Ganguli has previously received several honors, including the Sloan Fellowship, a Simons Investigator Award, and the Schmidt Science Polymath Award. His project connects neuroscience, control theory, and artificial intelligence to understand how AI models can recursively improve through interaction and feedback.

Krishna Pillutla, assistant professor at the Indian Institute of Technology, Madras, and principal investigator at the Centre for Responsible AI, was recognized as an early-career fellow. His work focuses on developing AI systems that maintain privacy and robustness, especially in sensitive areas such as healthcare and finance. His AI2050 project aims to create methods that prevent private data from being leaked while maintaining high performance.

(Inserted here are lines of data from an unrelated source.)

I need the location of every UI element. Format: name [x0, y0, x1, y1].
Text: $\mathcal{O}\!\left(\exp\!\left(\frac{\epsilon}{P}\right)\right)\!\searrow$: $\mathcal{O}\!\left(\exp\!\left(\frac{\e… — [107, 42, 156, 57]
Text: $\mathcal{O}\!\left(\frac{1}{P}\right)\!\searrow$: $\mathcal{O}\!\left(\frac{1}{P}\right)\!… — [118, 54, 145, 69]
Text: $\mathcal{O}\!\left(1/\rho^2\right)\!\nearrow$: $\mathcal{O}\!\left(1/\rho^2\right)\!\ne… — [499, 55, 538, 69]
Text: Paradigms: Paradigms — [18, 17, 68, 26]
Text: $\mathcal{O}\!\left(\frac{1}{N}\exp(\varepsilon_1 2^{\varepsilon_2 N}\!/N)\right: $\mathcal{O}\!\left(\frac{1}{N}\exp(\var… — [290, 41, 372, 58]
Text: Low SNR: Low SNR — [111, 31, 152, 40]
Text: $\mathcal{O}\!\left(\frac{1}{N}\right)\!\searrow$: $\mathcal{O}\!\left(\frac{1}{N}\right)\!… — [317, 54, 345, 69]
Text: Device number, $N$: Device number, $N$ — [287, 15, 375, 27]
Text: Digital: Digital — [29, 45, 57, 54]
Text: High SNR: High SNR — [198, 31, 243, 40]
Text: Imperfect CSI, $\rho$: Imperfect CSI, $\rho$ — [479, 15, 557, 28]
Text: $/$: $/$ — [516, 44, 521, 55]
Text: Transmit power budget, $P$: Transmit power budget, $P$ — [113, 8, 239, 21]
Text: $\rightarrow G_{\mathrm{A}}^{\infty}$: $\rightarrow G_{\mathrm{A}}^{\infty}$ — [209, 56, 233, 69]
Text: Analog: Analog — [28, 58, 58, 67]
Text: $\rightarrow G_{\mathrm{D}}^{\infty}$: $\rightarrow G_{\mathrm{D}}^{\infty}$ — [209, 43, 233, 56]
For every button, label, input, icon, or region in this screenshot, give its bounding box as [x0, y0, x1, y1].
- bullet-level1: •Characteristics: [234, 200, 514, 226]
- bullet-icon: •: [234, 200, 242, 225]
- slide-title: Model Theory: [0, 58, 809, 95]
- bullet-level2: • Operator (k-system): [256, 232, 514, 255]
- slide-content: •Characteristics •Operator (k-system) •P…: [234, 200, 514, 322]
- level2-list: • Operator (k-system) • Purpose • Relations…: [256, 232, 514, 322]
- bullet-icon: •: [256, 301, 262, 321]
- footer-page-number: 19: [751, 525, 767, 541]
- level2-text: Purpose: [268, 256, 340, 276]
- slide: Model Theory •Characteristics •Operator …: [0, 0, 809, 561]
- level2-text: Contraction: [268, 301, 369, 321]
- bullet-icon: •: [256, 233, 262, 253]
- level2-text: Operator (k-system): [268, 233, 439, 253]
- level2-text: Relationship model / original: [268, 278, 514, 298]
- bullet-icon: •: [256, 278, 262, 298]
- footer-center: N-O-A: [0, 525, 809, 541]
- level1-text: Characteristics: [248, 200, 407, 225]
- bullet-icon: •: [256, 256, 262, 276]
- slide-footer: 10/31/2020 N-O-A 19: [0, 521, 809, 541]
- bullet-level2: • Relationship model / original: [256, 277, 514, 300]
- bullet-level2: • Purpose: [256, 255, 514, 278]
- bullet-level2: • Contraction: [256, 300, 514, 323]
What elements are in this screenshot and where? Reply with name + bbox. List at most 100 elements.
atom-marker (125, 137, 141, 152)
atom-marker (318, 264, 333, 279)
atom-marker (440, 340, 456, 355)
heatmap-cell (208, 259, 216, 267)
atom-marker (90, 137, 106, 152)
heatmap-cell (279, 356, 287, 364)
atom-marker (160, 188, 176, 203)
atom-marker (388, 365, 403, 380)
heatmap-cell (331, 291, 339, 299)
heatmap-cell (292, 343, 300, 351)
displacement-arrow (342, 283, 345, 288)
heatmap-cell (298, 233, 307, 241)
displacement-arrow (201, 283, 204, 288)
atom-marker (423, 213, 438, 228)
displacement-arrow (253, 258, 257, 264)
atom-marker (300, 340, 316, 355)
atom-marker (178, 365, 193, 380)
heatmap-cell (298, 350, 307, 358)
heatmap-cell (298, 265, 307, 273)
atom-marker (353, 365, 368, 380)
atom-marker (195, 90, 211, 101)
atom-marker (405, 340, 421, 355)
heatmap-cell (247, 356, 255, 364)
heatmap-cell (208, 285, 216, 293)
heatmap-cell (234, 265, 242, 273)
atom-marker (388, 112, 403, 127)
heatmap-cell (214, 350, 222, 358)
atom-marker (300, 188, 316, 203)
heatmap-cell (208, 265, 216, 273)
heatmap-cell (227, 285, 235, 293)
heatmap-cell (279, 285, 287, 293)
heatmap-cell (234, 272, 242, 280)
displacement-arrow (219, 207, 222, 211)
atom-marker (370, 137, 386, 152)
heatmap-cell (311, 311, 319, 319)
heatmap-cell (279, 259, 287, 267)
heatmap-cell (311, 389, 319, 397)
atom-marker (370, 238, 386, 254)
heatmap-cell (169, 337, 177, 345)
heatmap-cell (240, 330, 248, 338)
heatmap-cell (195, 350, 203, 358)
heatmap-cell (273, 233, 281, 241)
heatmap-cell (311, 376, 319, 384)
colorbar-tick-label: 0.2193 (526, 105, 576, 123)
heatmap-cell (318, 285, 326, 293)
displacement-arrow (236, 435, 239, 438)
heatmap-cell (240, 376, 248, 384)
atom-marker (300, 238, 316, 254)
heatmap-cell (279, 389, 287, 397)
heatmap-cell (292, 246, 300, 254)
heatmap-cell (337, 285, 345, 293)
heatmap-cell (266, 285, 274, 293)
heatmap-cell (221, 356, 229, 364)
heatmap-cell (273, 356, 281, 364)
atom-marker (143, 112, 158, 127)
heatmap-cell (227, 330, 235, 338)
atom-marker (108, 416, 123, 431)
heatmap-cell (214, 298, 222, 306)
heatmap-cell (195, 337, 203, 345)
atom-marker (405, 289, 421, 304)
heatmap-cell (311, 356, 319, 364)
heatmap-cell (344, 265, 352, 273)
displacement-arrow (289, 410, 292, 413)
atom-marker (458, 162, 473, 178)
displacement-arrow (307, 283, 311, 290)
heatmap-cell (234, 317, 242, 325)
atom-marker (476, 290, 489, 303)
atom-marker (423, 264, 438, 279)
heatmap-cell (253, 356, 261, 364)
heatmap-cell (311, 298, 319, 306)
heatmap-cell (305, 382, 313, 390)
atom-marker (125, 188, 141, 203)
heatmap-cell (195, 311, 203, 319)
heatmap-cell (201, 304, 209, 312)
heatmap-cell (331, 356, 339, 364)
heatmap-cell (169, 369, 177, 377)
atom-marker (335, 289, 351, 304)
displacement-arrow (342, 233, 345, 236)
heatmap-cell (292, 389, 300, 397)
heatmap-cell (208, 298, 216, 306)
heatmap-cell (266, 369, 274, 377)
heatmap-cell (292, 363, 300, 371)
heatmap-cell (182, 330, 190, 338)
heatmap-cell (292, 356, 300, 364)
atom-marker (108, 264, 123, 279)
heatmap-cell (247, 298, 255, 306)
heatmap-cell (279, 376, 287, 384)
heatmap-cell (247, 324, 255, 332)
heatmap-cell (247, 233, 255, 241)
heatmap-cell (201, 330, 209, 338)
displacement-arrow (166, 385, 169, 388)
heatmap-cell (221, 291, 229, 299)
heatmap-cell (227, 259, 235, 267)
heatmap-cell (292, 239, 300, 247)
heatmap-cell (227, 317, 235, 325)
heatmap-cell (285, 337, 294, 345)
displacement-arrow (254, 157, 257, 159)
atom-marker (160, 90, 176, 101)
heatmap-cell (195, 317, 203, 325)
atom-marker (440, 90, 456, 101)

Surbhi Goel, an assistant professor at the University of Pennsylvania, also received an early-career fellowship. Her research focuses on theoretical computer science and machine learning, aiming to make conversational AI systems safer and more predictable. Goel’s project uses mathematically grounded approaches to detect and prevent risky or erroneous AI behavior during interactions with humans.

“AI is underhyped, especially when it comes to its potential to benefit humanity,” said Eric Schmidt, co-founder of Schmidt Sciences. “The AI2050 fellowship was established to turn that potential into reality—by supporting the people and ideas shaping a healthier, more resilient and more secure world.”

Launched in 2022, the AI2050 program now includes 99 fellows across eight countries and 42 institutions. The initiative supports research that advances trustworthy and socially beneficial AI while fostering collaboration among scientists.